Following up on one of my recent posts about using bandits as the anchor point for how we think about agentic learning:
Yes, we’ve stretched the bandit framing well beyond its usual territory — multi-dimensional action spaces, non-ergodic structure, per-user learning - but it’s still a better conceptual fit than alternatives like hierarchical RL.
Customer engagement isn’t about planning journeys. It's about reacting to the present — selecting the best next action based on what we currently know, not on where we imagined the user might be at this point in a pre-designed arc.

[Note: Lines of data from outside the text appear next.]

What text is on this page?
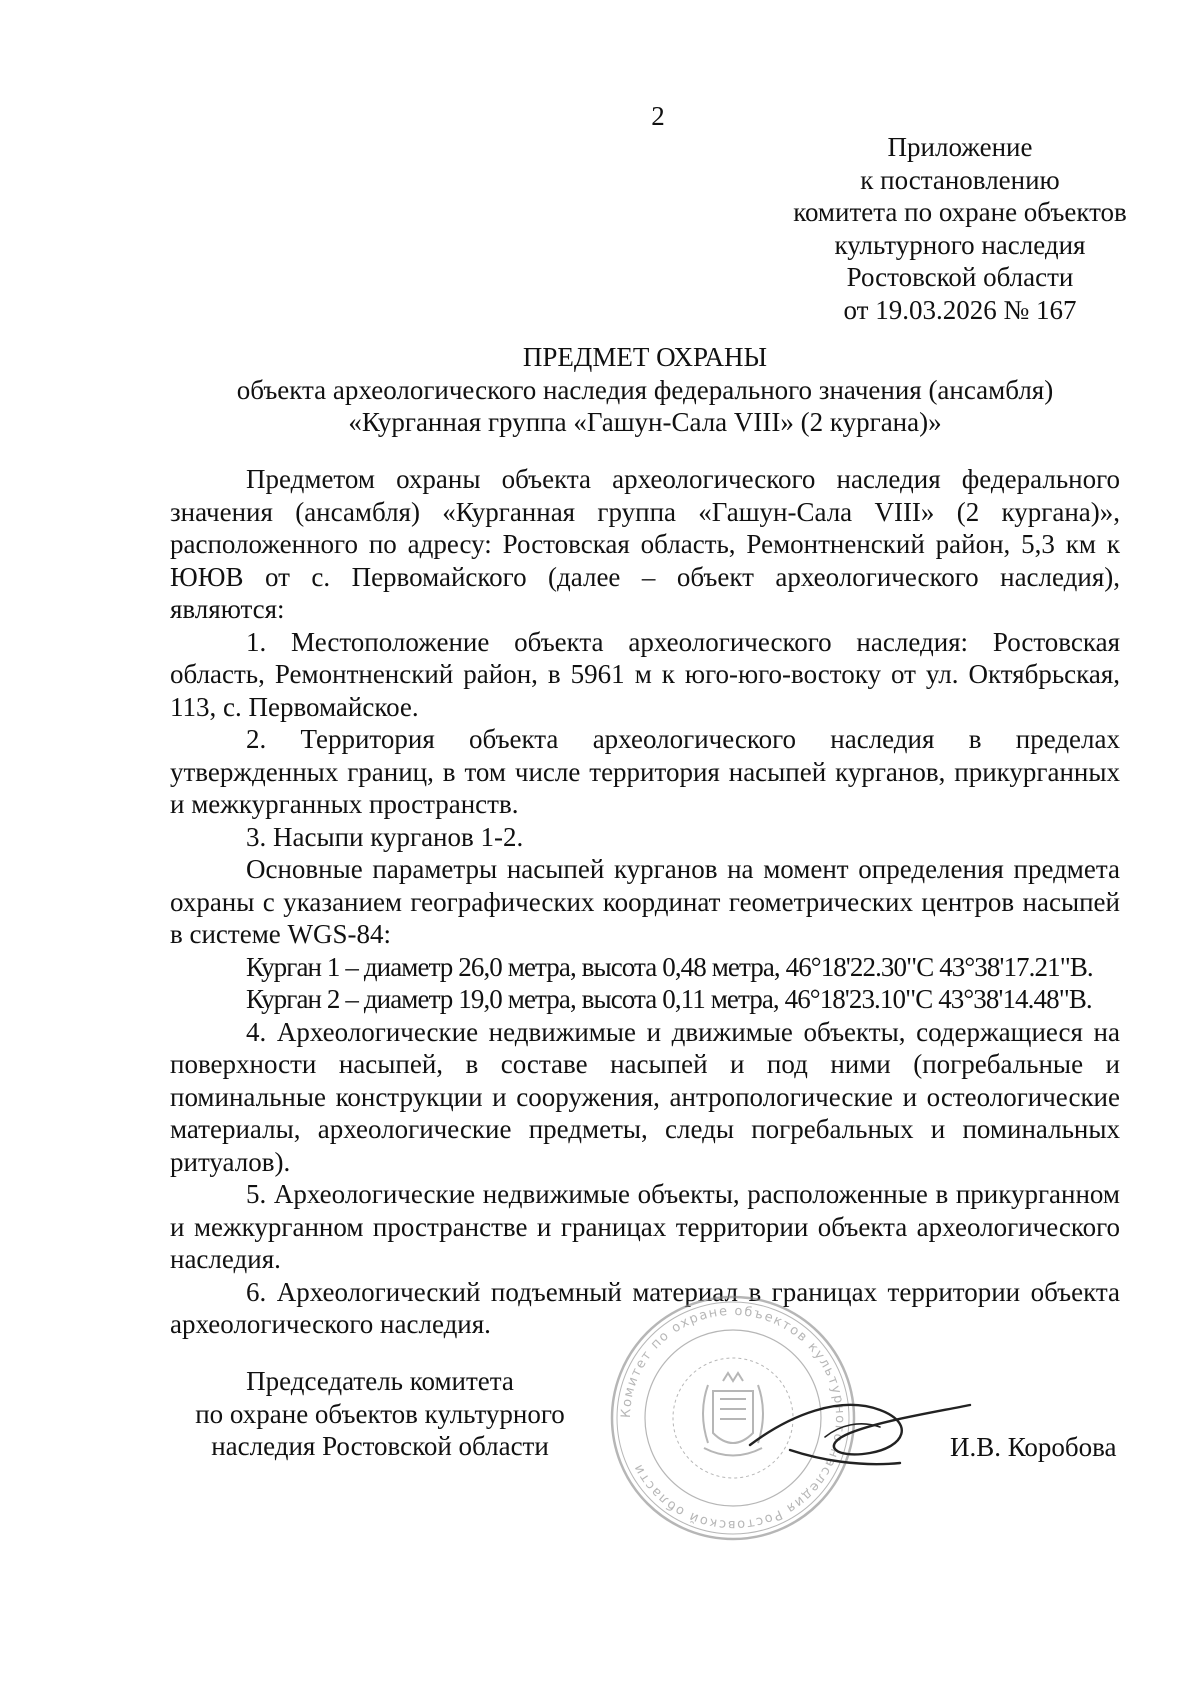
2
Приложение
к постановлению
комитета по охране объектов
культурного наследия
Ростовской области
от 19.03.2026 № 167
ПРЕДМЕТ ОХРАНЫ
объекта археологического наследия федерального значения (ансамбля)
«Курганная группа «Гашун-Сала VIII» (2 кургана)»

Предметом охраны объекта археологического наследия федерального значения (ансамбля) «Курганная группа «Гашун-Сала VIII» (2 кургана)», расположенного по адресу: Ростовская область, Ремонтненский район, 5,3 км к ЮЮВ от с. Первомайского (далее – объект археологического наследия), являются:

1. Местоположение объекта археологического наследия: Ростовская область, Ремонтненский район, в 5961 м к юго-юго-востоку от ул. Октябрьская, 113, с. Первомайское.

2. Территория объекта археологического наследия в пределах утвержденных границ, в том числе территория насыпей курганов, прикурганных и межкурганных пространств.

3. Насыпи курганов 1-2.

Основные параметры насыпей курганов на момент определения предмета охраны с указанием географических координат геометрических центров насыпей в системе WGS-84:

Курган 1 – диаметр 26,0 метра, высота 0,48 метра, 46°18'22.30"С 43°38'17.21"В.

Курган 2 – диаметр 19,0 метра, высота 0,11 метра, 46°18'23.10"С 43°38'14.48"В.

4. Археологические недвижимые и движимые объекты, содержащиеся на поверхности насыпей, в составе насыпей и под ними (погребальные и поминальные конструкции и сооружения, антропологические и остеологические материалы, археологические предметы, следы погребальных и поминальных ритуалов).

5. Археологические недвижимые объекты, расположенные в прикурганном и межкурганном пространстве и границах территории объекта археологического наследия.

6. Археологический подъемный материал в границах территории объекта археологического наследия.

Председатель комитета
по охране объектов культурного
наследия Ростовской области
Комитет по охране объектов культурного наследия Ростовской области
И.В. Коробова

Hierarchical RL assumes temporal structure: first A, then B, then C. You learn sub-policies that unfold over time. That works for robotics, navigation, task decomposition. It doesn’t match the shape of customer behavior, which is noisy, nonlinear, and context-sensitive.
What we’re doing instead is selecting, in parallel, the best options from a bunch of overlapping action sets — tone, CTA, incentive, channel, timing — to form a single composite action to take *right now*. Then we see what happens and update. No storyline, no path planning. Just a series of bets, each one grounded in local context.
So yes, we’ve moved pretty far from textbook bandits. But I'd say we’re even farther from hierarchical RL. And more importantly, this framing reflects how we think engagement really works: not as a narrative, but as a stream of decisions under uncertainty.